Het basistarief van de vennootschapsbelasting daalt vanaf het inkomstenjaar 2018 van 33% naar 29,58%. Vanaf 2020 bedraagt het tarief nog maar 25%. Kleine vennootschappen profiteren nog meer: zij krijgen een verlaagd tarief van 20,40% in 2018 en 2019 op de eerste schijf van 100.000 euro. Vanaf 2020 wordt de crisisbijdrage afgeschaft, zodat er nog twee tarieven overblijven: tot 20% vennootschapsbelasting tot 100.000 euro winst en 25% voor alle winsten daarboven.
Loonsverhoging
Om hiervan te kunnen genieten, dient één zaakvoerder een minimum bruto jaarverloning van 45.000 euro te hebben. Dat betekent dat de meeste kleine vennootschappen een loonsverhoging dienen door te voeren. Hierdoor krijgen ze wel meer ruimte om een extra beroepskost te maken met de IPT-premie. Die premie blijft betaald van onbelaste centen in de vennootschap. Iedere zelfstandige bekijkt best nauwgezet de fiscale regels nog eens, want deze regering heeft ook aangekondigd dat de controles op de IPT-premies vanaf 2018 en 2019 veelvuldiger zullen gebeuren.
Fiscaal interessant
De aanvullende pensioenopbouw blijft sowieso nog steeds fiscaal interessant.

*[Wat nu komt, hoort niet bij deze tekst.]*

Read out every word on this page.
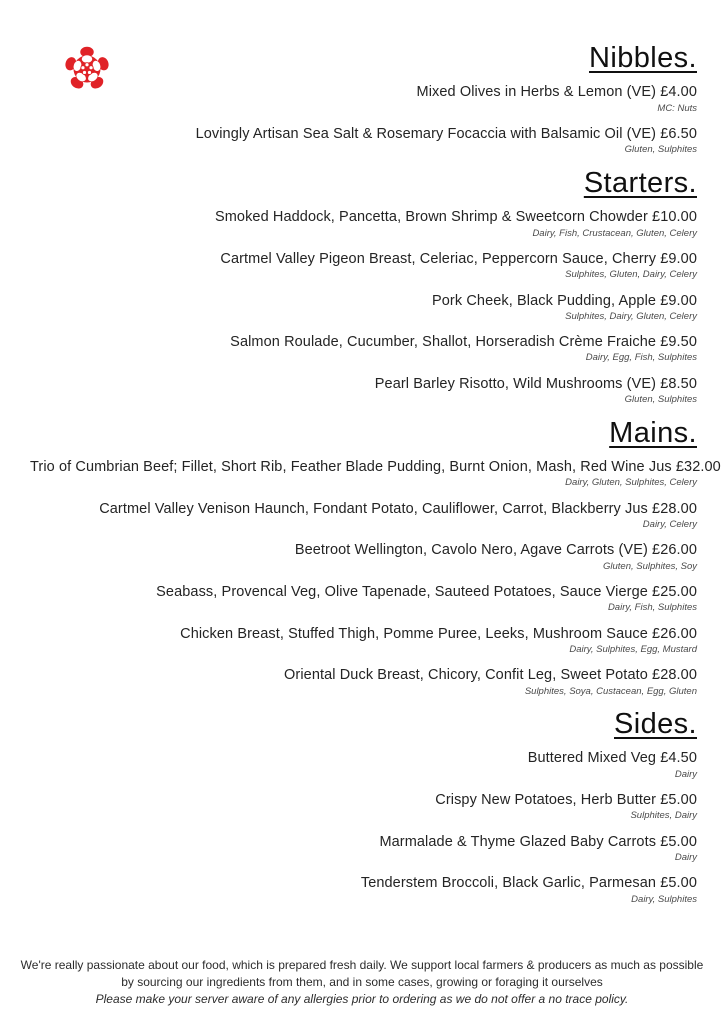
Nibbles.
Mixed Olives in Herbs & Lemon (VE) £4.00
MC: Nuts
Lovingly Artisan Sea Salt & Rosemary Focaccia with Balsamic Oil (VE) £6.50
Gluten, Sulphites
Starters.
Smoked Haddock, Pancetta, Brown Shrimp & Sweetcorn Chowder £10.00
Dairy, Fish, Crustacean, Gluten, Celery
Cartmel Valley Pigeon Breast, Celeriac, Peppercorn Sauce, Cherry £9.00
Sulphites, Gluten, Dairy, Celery
Pork Cheek, Black Pudding, Apple £9.00
Sulphites, Dairy, Gluten, Celery
Salmon Roulade, Cucumber, Shallot, Horseradish Crème Fraiche £9.50
Dairy, Egg, Fish, Sulphites
Pearl Barley Risotto, Wild Mushrooms (VE) £8.50
Gluten, Sulphites
Mains.
Trio of Cumbrian Beef; Fillet, Short Rib, Feather Blade Pudding, Burnt Onion, Mash, Red Wine Jus £32.00
Dairy, Gluten, Sulphites, Celery
Cartmel Valley Venison Haunch, Fondant Potato, Cauliflower, Carrot, Blackberry Jus £28.00
Dairy, Celery
Beetroot Wellington, Cavolo Nero, Agave Carrots (VE) £26.00
Gluten, Sulphites, Soy
Seabass, Provencal Veg, Olive Tapenade, Sauteed Potatoes, Sauce Vierge £25.00
Dairy, Fish, Sulphites
Chicken Breast, Stuffed Thigh, Pomme Puree, Leeks, Mushroom Sauce £26.00
Dairy, Sulphites, Egg, Mustard
Oriental Duck Breast, Chicory, Confit Leg, Sweet Potato £28.00
Sulphites, Soya, Custacean, Egg, Gluten
Sides.
Buttered Mixed Veg £4.50
Dairy
Crispy New Potatoes, Herb Butter £5.00
Sulphites, Dairy
Marmalade & Thyme Glazed Baby Carrots £5.00
Dairy
Tenderstem Broccoli, Black Garlic, Parmesan £5.00
Dairy, Sulphites
We're really passionate about our food, which is prepared fresh daily. We support local farmers & producers as much as possible
by sourcing our ingredients from them, and in some cases, growing or foraging it ourselves
Please make your server aware of any allergies prior to ordering as we do not offer a no trace policy.
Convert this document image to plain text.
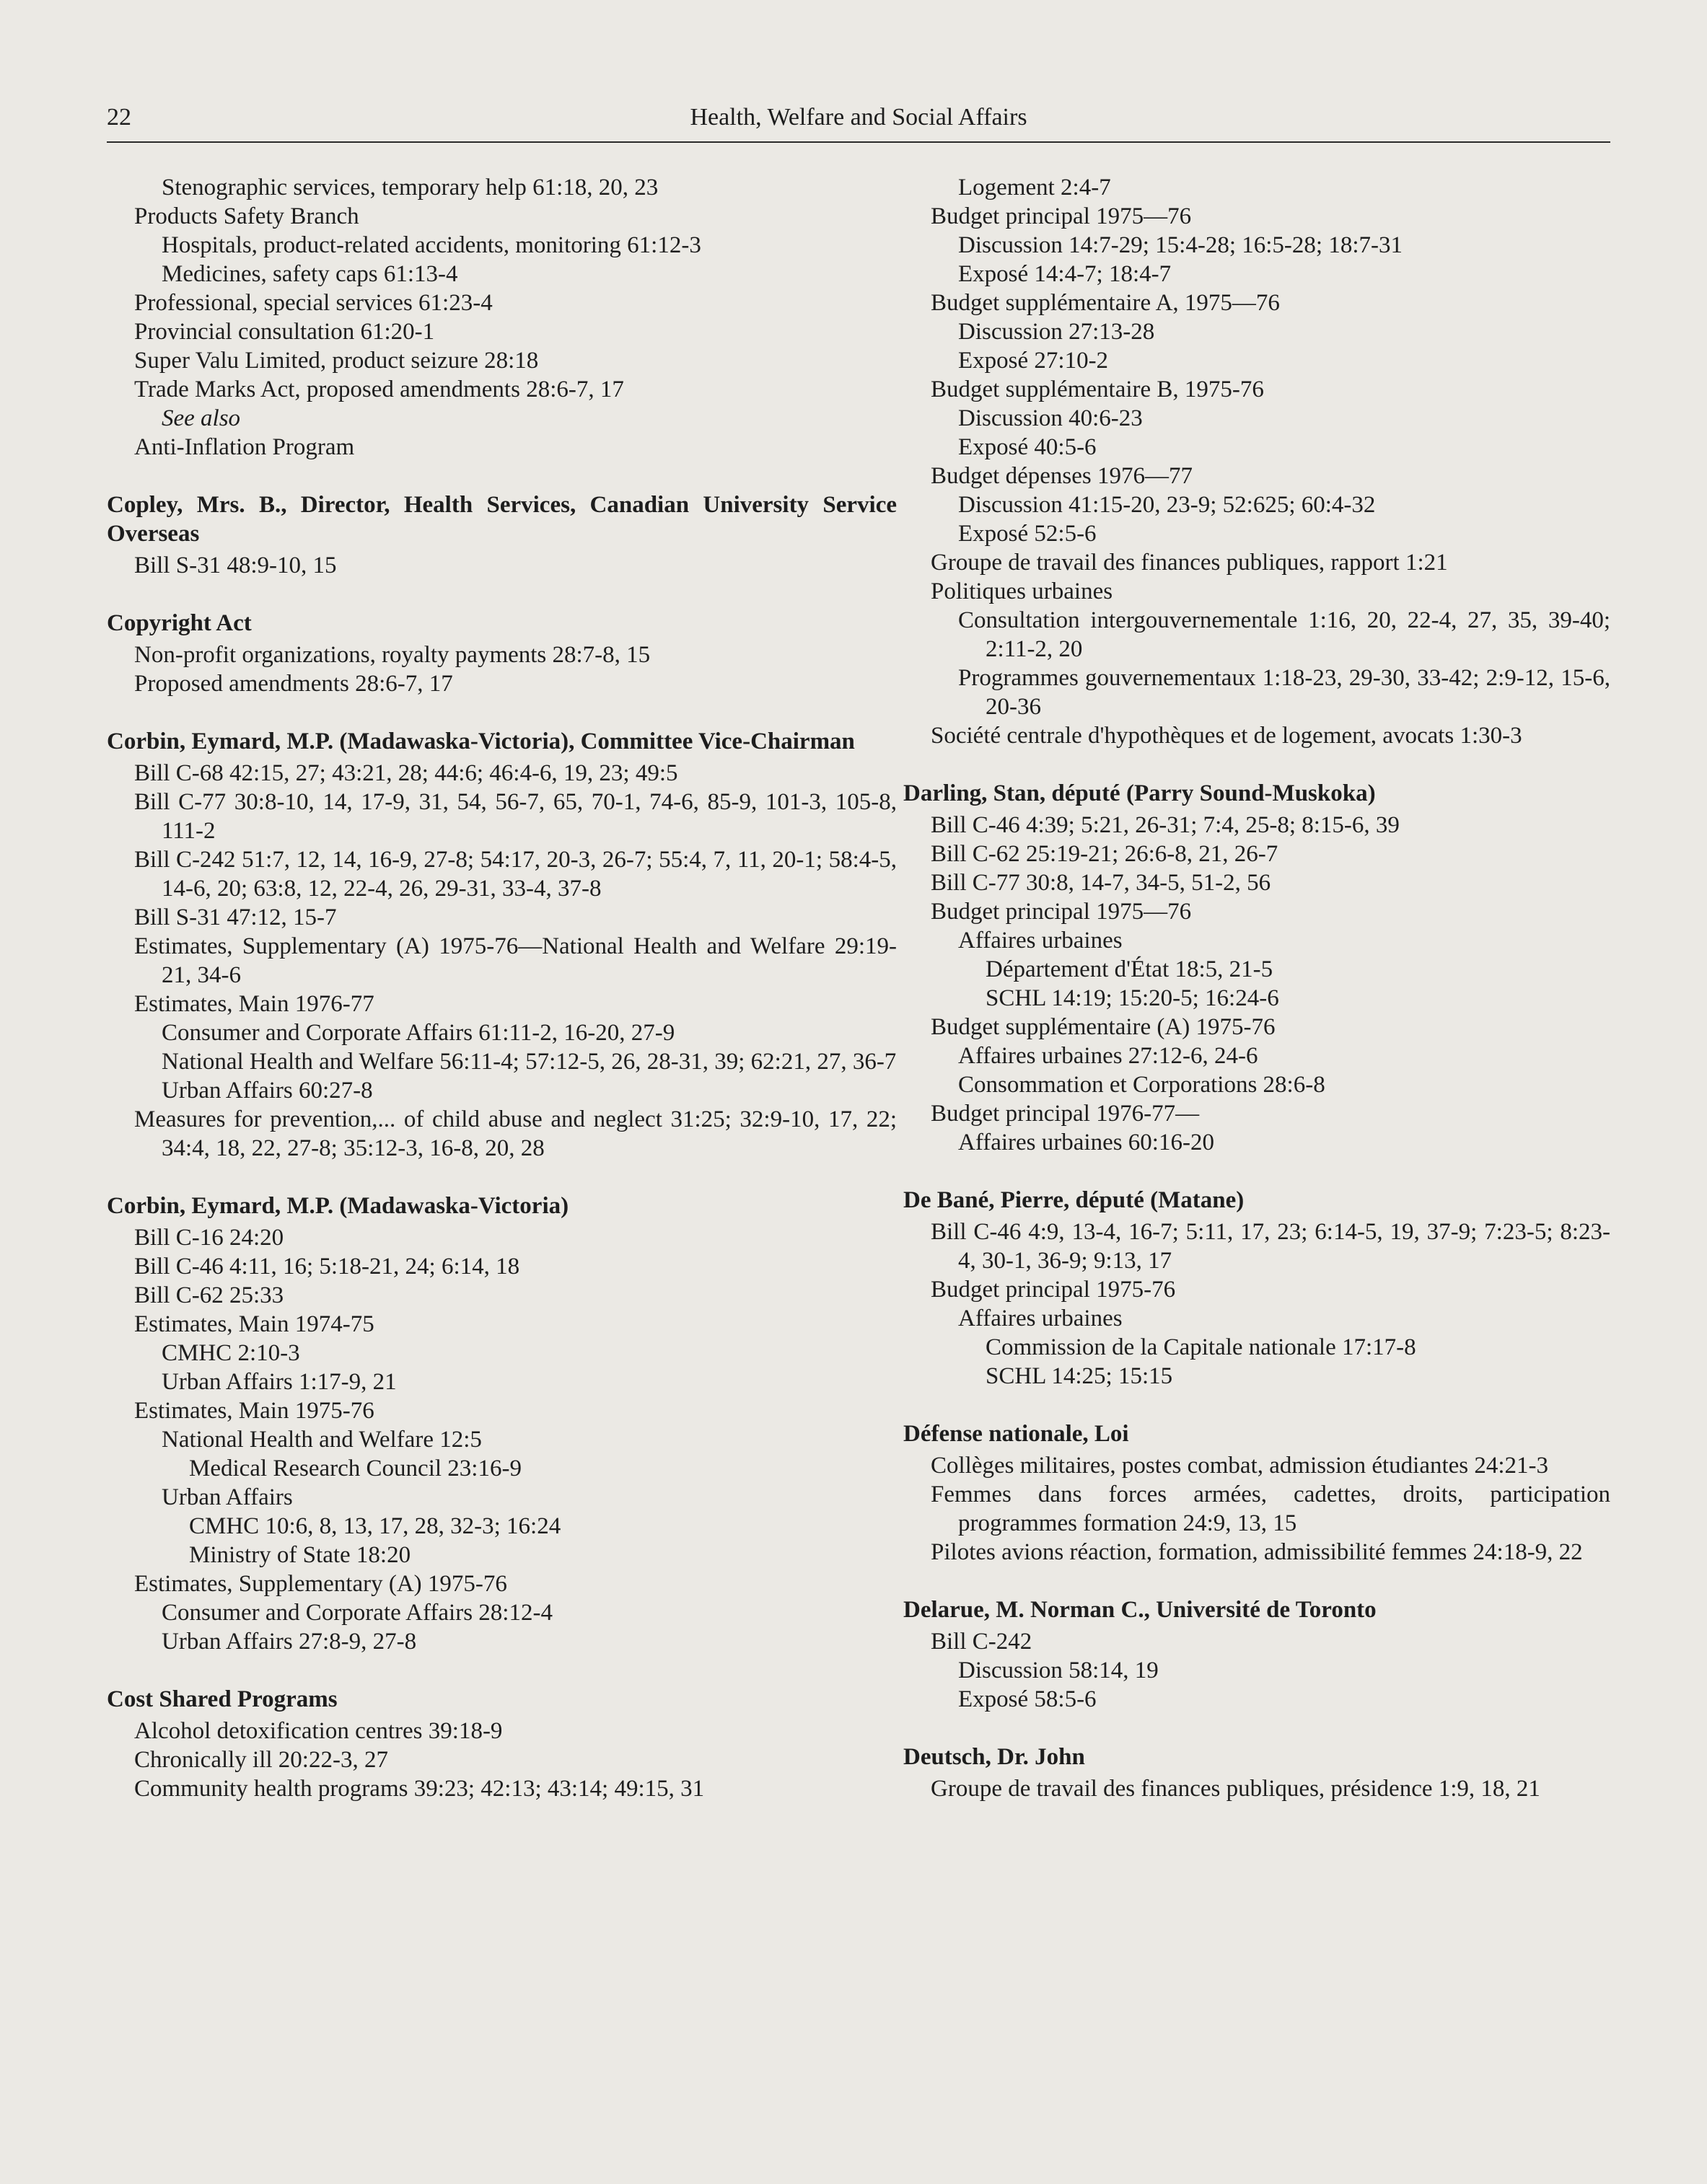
22	Health, Welfare and Social Affairs
Stenographic services, temporary help 61:18, 20, 23
Products Safety Branch
Hospitals, product-related accidents, monitoring 61:12-3
Medicines, safety caps 61:13-4
Professional, special services 61:23-4
Provincial consultation 61:20-1
Super Valu Limited, product seizure 28:18
Trade Marks Act, proposed amendments 28:6-7, 17
See also
Anti-Inflation Program
Copley, Mrs. B., Director, Health Services, Canadian University Service Overseas
Bill S-31 48:9-10, 15
Copyright Act
Non-profit organizations, royalty payments 28:7-8, 15
Proposed amendments 28:6-7, 17
Corbin, Eymard, M.P. (Madawaska-Victoria), Committee Vice-Chairman
Bill C-68 42:15, 27; 43:21, 28; 44:6; 46:4-6, 19, 23; 49:5
Bill C-77 30:8-10, 14, 17-9, 31, 54, 56-7, 65, 70-1, 74-6, 85-9, 101-3, 105-8, 111-2
Bill C-242 51:7, 12, 14, 16-9, 27-8; 54:17, 20-3, 26-7; 55:4, 7, 11, 20-1; 58:4-5, 14-6, 20; 63:8, 12, 22-4, 26, 29-31, 33-4, 37-8
Bill S-31 47:12, 15-7
Estimates, Supplementary (A) 1975-76—National Health and Welfare 29:19-21, 34-6
Estimates, Main 1976-77
Consumer and Corporate Affairs 61:11-2, 16-20, 27-9
National Health and Welfare 56:11-4; 57:12-5, 26, 28-31, 39; 62:21, 27, 36-7
Urban Affairs 60:27-8
Measures for prevention,... of child abuse and neglect 31:25; 32:9-10, 17, 22; 34:4, 18, 22, 27-8; 35:12-3, 16-8, 20, 28
Corbin, Eymard, M.P. (Madawaska-Victoria)
Bill C-16 24:20
Bill C-46 4:11, 16; 5:18-21, 24; 6:14, 18
Bill C-62 25:33
Estimates, Main 1974-75
CMHC 2:10-3
Urban Affairs 1:17-9, 21
Estimates, Main 1975-76
National Health and Welfare 12:5
Medical Research Council 23:16-9
Urban Affairs
CMHC 10:6, 8, 13, 17, 28, 32-3; 16:24
Ministry of State 18:20
Estimates, Supplementary (A) 1975-76
Consumer and Corporate Affairs 28:12-4
Urban Affairs 27:8-9, 27-8
Cost Shared Programs
Alcohol detoxification centres 39:18-9
Chronically ill 20:22-3, 27
Community health programs 39:23; 42:13; 43:14; 49:15, 31
Logement 2:4-7
Budget principal 1975—76
Discussion 14:7-29; 15:4-28; 16:5-28; 18:7-31
Exposé 14:4-7; 18:4-7
Budget supplémentaire A, 1975—76
Discussion 27:13-28
Exposé 27:10-2
Budget supplémentaire B, 1975-76
Discussion 40:6-23
Exposé 40:5-6
Budget dépenses 1976—77
Discussion 41:15-20, 23-9; 52:625; 60:4-32
Exposé 52:5-6
Groupe de travail des finances publiques, rapport 1:21
Politiques urbaines
Consultation intergouvernementale 1:16, 20, 22-4, 27, 35, 39-40; 2:11-2, 20
Programmes gouvernementaux 1:18-23, 29-30, 33-42; 2:9-12, 15-6, 20-36
Société centrale d'hypothèques et de logement, avocats 1:30-3
Darling, Stan, député (Parry Sound-Muskoka)
Bill C-46 4:39; 5:21, 26-31; 7:4, 25-8; 8:15-6, 39
Bill C-62 25:19-21; 26:6-8, 21, 26-7
Bill C-77 30:8, 14-7, 34-5, 51-2, 56
Budget principal 1975—76
Affaires urbaines
Département d'État 18:5, 21-5
SCHL 14:19; 15:20-5; 16:24-6
Budget supplémentaire (A) 1975-76
Affaires urbaines 27:12-6, 24-6
Consommation et Corporations 28:6-8
Budget principal 1976-77—
Affaires urbaines 60:16-20
De Bané, Pierre, député (Matane)
Bill C-46 4:9, 13-4, 16-7; 5:11, 17, 23; 6:14-5, 19, 37-9; 7:23-5; 8:23-4, 30-1, 36-9; 9:13, 17
Budget principal 1975-76
Affaires urbaines
Commission de la Capitale nationale 17:17-8
SCHL 14:25; 15:15
Défense nationale, Loi
Collèges militaires, postes combat, admission étudiantes 24:21-3
Femmes dans forces armées, cadettes, droits, participation programmes formation 24:9, 13, 15
Pilotes avions réaction, formation, admissibilité femmes 24:18-9, 22
Delarue, M. Norman C., Université de Toronto
Bill C-242
Discussion 58:14, 19
Exposé 58:5-6
Deutsch, Dr. John
Groupe de travail des finances publiques, présidence 1:9, 18, 21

Er zijn heel wat zelfstandigen met een vennootschap die ervan uitgaan dat door de verlaging van de vennootschapsbelasting en de andere tools die een accountant ter beschikking heeft om centen uit de vennootschap te halen, de opbouw van een extra legaal pensioenpotje niet meer interessant is. Dat is een vaststelling, maar we mogen een aantal zaken niet uit het oog verliezen. Stortingen van een IPT gebeuren met onbelaste centen uit de vennootschap.
Kosten
Rekening houdend met de taksen en de fiscale eindtaxatie van een IPT, dient de zelfstandige te rekenen dat er van zijn ‘bruto potje’ dat hij via de vennootschap samen kan sparen, ongeveer 80 % overblijft. Alle andere manieren om centen uit de vennootschap te halen variëren, ook na het zomerakkoord, met een belastinglatentie tussen de 32 % en 55 %. Als zelfstandige dien je heel aandachtig te kijken naar gemaakte extra kosten, zoals kosten van de maatschappij, commissies en jaarlijkse beheerskosten. Die zullen uiteraard een belangrijke rol spelen in zowel het fiscale als in het beleggingsvoordeel. Daarnaast zijn ook opties die maatschappijen geven, zoals intrestloze voorschotten, van belang. Nog meer dan vroeger is het essentieel om een specialist onder de arm te nemen.